What I'm getting at is whether both your computers are connected to the same device (albeit one physically and one wirelessly) or if there's something else between one of them and the common link.  It sounds like you have some kind of bigger weird DHCP problem if manual IP assignment screws up WAN connectivity.  Not saying you need to manually assign IPs - I leave all mine dynamic as well - but that could give us a clue of where the problem originates.
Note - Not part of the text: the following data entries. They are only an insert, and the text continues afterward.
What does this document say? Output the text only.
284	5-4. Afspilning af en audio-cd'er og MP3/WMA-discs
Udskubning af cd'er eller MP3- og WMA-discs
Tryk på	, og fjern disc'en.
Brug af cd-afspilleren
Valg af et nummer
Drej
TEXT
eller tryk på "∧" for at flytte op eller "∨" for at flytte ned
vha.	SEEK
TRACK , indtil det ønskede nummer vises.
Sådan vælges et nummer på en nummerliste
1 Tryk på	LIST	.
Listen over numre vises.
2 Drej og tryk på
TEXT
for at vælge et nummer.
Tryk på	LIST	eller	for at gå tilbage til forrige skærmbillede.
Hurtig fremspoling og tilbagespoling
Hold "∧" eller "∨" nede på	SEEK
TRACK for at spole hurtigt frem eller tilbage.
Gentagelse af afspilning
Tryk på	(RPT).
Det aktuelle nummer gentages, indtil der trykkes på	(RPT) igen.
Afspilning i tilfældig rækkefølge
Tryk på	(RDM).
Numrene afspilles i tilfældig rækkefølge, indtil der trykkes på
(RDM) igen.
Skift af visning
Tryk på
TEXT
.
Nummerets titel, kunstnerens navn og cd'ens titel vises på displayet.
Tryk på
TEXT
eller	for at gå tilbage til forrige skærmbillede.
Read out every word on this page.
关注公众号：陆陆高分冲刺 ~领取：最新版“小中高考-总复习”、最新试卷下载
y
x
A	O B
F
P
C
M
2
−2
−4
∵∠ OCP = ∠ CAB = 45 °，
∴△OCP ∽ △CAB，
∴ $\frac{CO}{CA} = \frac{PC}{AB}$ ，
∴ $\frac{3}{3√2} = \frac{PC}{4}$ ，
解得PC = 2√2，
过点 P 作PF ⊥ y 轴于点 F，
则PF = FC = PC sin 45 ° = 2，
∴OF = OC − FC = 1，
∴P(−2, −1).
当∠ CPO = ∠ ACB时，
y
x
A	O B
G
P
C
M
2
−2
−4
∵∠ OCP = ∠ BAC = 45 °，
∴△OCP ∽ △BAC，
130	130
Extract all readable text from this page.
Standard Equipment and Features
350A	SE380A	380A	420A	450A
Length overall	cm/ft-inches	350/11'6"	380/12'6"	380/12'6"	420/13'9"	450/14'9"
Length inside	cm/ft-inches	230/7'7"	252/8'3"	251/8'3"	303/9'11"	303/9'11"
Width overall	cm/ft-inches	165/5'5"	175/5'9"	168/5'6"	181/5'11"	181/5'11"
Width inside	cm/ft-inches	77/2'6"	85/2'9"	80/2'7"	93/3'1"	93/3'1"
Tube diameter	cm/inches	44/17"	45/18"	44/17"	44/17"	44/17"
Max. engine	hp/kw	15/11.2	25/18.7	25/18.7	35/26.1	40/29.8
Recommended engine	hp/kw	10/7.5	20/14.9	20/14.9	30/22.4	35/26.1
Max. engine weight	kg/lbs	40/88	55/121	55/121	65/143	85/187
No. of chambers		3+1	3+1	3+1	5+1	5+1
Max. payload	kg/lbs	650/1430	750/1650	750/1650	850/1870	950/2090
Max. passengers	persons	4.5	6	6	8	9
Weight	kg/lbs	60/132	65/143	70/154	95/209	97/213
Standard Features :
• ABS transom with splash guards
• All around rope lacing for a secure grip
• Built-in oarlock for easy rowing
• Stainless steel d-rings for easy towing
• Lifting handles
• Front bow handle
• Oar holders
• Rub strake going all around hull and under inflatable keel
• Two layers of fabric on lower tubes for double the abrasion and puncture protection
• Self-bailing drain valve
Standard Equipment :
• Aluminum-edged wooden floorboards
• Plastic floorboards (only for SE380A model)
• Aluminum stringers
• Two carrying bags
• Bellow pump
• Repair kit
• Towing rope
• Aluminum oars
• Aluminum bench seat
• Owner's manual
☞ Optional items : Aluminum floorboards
The Ethernet cable is just a temporary test measure.  Sometimes those weird home routers from the ISP actually have bridge mode internally enabled, where IPs are assigned independently to the LAN ports versus the wireless AP - essentially making it a router and a secondary router.  It's a stupid setup, which is why I always recommend that people tell their ISP to set their modem+router to bridge mode and buy a consumer router to control their own network devices (at least for computers/phones/tablet; when it comes to TV/landline/VoIP you usually have to leave it direct-connected to the ISP's device).

Anyway, let me know what your setup looks like and how the wired connection works out.  Travel routers are cheap (you can buy the TPLink nano versions for $30) and you could always set one up temporarily to see if the devices talk to each other properly on their own network.